Before you start
Before you start documenting a micro-dataset, it is highly recommended to carefully prepare the data and the related materials.
Prepare your data files
- Variable and value labels. Ensure that all variables and values are labeled in the data files (if the data are stored in Stata, SPSS, or another application that allows documentation of variables).
- Direct identifiers and confidential information. Drop the direct identifiers from the dataset (names, phone number of respondents, addresses, social security numbers, etc) and other confidential information if you plan to share the data.
- Unique identifiers and relationships. Check that all observations in each data file has a unique identifier, in the form of a specific variable or a combination of variables. The unique identifiers can vary across data files. Ensure that there are no duplicated identifiers in any data file. If your dataset is composed of multiple related data files, check that the files can be merged without any issue. For example, if you have distinct data files at the household and individual levels (i.e., if you have a hierarchical data structure), use a statistical package to verify that all households have at least one corresponding individual, and that each individual belongs to one and only one household.
- Missing values. It is preferable (but not required) to use system missing values (instead of values like '999') for indicating missing values. If missing values are indicated by values other than system missing, make sure you are aware of these values (which will have to be marked as representing missing values when documenting the data in the Metadata Editor.
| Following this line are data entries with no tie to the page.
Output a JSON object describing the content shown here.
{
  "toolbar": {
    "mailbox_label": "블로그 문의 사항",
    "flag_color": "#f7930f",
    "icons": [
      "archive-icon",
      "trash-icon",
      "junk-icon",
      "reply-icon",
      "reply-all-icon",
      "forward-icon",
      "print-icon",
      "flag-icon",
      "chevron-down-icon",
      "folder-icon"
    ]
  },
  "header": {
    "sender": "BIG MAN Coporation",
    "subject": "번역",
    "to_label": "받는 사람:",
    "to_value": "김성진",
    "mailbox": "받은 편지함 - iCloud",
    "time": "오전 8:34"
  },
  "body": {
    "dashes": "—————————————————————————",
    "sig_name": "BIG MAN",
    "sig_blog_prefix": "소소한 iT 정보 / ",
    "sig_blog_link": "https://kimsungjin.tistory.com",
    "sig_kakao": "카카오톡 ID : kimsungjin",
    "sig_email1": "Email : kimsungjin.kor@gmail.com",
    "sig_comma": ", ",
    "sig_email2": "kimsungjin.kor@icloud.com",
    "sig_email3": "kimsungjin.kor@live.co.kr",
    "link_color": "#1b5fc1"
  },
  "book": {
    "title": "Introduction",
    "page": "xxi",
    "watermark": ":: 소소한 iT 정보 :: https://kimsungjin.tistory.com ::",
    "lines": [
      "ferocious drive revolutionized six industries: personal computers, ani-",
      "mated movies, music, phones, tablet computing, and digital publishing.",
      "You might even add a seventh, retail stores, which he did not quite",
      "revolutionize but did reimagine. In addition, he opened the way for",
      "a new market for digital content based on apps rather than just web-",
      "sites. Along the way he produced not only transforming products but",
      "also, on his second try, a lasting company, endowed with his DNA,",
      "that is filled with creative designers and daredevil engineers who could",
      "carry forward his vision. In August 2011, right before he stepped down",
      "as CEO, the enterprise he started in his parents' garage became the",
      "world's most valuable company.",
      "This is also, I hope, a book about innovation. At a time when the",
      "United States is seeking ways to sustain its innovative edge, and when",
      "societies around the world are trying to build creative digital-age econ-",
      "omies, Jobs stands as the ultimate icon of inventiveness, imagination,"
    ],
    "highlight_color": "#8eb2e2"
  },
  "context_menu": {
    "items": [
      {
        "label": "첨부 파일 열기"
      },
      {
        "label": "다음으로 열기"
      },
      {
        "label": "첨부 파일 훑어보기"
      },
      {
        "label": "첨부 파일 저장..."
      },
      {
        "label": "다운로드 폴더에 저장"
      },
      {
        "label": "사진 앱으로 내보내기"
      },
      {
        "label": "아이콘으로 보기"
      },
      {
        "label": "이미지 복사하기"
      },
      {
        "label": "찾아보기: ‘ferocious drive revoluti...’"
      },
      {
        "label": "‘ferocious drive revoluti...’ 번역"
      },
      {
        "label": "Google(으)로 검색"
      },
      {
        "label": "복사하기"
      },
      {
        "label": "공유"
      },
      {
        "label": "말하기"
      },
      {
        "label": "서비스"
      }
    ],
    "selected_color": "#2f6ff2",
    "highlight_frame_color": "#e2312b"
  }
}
- Temporary variables. Drop all temporary variables (variables that were created for testing or other purpose, but that do not need to be kept in the dataset) and other unnecessary variables from the data files.
- Weighting. For sample survey datasets, it is recommended to include the relevant sampling weight variables in all data files where they apply (for the convenience of data users).
- File names. It is recommended to name your data files (and all other files you want to share) using a consistent naming convention, and in a way that will make it easier for users to understand the content of the file.
- Data file formats. The Metadata Editor provides an option to read data files to automatically extract the metadata available in them. If necessary, export your data files to a format supported by the Metadata Editor.
Prepare the related materials to be included as external resources External resources are all the electronic files (documents, data files, scripts, or other) that you want to preserve or disseminate with the data. All these digital resources should be gathered, and saved preferably in open or standard format under user-friendly names. When documenting a survey or census dataset for example, ensure that you:
- Have a copy of the questionnaire(s) in electronic format. Include the file in both the original format and in a PDF version. If the survey was conducted using computer-assisted interviews using a software like Survey Solutions or CsPro, generate a PDF copy of the electronic form (Survey Solutions provide an otion to generate such a file).
- Collect an electronic copy of all other relevant documents, such interviewer manuals, technical documentation on sampling, survey technical and analytical reports, presentations of results, press releases, etc. For documents available in non-standard format, generate a PDF copy.
- Collect all other digital materials related to the dataset, such as data scripts, photos, videos, and others.